Au-delà de ses méandres et arcanes nous pouvons comprendre « qu’il nous reste à survivre en réinventant l’écriture. » C’est exactement sur cette voie que s’engage le poète insolite et singulier, Ara Alexandre Shishmanian.

« Oniriques » ce nouvel ouvrage qu’il nous présente aujourd’hui ne trahit pas son titre, c’est un véritable chant intuitiste, surréaliste qui nous entraîne en des dédales déroutants où le lecteur risque parfois de s’égarer.

Ara Alexandre Shishmanian nous propose une œuvre qui vient de loin, au-delà d’un contexte poststalinien où l’onirisme comme l’hédonisme non conforme au parti étaient proscrits. C’est bien cette contrainte qui a donné en partie toute sa force à l’écriture de notre narrateur.

Un poète a toujours besoin de rêve, le simple fait de choisir une œuvre de l’artiste surréaliste Victor Brauner en première de couverture en dit long sur l’intention de l’auteur. Voici une écriture poétique qui brise les codes en nous transportant dans un espace se situant entre le profane et le sacré. La touche mystique n’est pas loin. Cette œuvre contient une musique syncrétique, mélange ou fusion des pensées et des religions.

Ara Alexandre Shishmanian est un brillant intellectuel qui nous guide sur des chemins singuliers auxquels nous n’avons pas toujours accès. L’écriture est des plus personnelles déroutant souvent le lecteur, c’est le règne de la métaphore, du symbole, du paradoxe. Le chemin est incertain, alambiqué, où les plus intrigantes rencontres sont toujours possibles. Avec cette écriture nous oscillons entre une réalité indéniable et une note surréelle sous-jacente qui donne tout son piment à l’écriture. « J’écris en rêve un livre que je ne comprends pas. » Ici en cet espace intemporel, le fou, le clown, le chaman peuvent se croiser et faire ensemble une partie du chemin de vie. Cette vie souvent se révèle être une déchirure permanente entre les cendres et les larmes.  

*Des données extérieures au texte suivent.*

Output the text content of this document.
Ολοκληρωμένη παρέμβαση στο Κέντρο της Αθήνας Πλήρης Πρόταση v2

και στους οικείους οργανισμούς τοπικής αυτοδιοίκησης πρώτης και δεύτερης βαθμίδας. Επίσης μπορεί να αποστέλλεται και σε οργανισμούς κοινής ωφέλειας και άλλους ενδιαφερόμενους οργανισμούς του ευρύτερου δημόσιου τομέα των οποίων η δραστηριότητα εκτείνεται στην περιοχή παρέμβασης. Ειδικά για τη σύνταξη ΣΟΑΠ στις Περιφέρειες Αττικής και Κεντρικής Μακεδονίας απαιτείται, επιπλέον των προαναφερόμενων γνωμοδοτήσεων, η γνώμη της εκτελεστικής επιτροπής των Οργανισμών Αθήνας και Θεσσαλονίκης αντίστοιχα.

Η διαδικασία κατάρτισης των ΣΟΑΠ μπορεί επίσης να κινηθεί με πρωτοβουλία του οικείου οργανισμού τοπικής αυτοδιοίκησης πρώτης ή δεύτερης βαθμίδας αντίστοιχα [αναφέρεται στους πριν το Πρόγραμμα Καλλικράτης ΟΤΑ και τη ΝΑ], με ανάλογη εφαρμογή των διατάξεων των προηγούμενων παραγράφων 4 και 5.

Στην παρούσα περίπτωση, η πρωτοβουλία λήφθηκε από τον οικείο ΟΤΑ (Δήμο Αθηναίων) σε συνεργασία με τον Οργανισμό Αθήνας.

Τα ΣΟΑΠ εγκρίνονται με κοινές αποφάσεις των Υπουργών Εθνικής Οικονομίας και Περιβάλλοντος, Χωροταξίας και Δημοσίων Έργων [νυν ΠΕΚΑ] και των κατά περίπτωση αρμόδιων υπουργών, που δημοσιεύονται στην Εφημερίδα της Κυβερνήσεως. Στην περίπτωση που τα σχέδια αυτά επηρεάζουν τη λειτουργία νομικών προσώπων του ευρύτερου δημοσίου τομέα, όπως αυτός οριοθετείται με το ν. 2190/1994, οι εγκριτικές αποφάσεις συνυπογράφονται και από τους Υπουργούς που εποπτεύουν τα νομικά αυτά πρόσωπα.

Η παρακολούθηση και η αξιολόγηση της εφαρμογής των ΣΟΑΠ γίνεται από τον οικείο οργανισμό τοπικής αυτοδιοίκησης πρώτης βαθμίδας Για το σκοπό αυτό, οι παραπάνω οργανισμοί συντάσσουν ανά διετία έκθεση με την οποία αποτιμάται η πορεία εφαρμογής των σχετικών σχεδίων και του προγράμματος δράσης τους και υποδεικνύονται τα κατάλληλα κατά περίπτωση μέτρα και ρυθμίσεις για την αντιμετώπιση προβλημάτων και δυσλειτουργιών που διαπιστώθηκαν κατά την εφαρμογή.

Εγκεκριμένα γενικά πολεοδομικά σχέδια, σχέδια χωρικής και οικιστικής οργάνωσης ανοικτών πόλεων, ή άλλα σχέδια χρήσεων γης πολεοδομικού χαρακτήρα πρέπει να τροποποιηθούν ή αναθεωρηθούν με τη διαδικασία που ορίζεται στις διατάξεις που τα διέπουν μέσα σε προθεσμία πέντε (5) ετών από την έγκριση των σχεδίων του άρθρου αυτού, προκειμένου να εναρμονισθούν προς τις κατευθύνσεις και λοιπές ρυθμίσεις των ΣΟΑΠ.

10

Voyage étrange, surprenant et pourtant poétique où l’auteur lui-même s’étonne, ce qui n’est pas sans nous rappeler un certain « Je, est un autre » cher à Arthur Rimbaud.

Au travers de son transport poétique Ara Alexandre Shishmanian franchit le Stix et rejoint les enfants innocents qui jouent parmi les cercueils blancs. Le monde des hommes est tellement frelaté que l’insolite est toujours au rendez-vous.

Indéniablement nous traversons des espaces d’authentiques puretés poétiques, nous y croisons des diamants ciselés, notre poète est à sa façon une sorte d’orfèvre, qui joue avec les contradictions, les contreformes. L’étrange est dominant, j’imagine bien dans mes fantasmes, Ara Alexandre Shishmanian comme sage ou gourou alchimiste parmi ses cornues.

Non, ne cherchez pas la ponctuation, car ici aussi notre narrateur se lance un défi, il réinvente un langage, une écriture, une vision hors norme où le temps se fait jour et ténèbre, poussière d’or, chandelle ou squelette. 

Dans cette poésie nous avançons à pas comptés, prudemment, car nous risquons vite de nous égarer, pour nous retrouver dans une situation inextricable où l’absurde côtoie la raison.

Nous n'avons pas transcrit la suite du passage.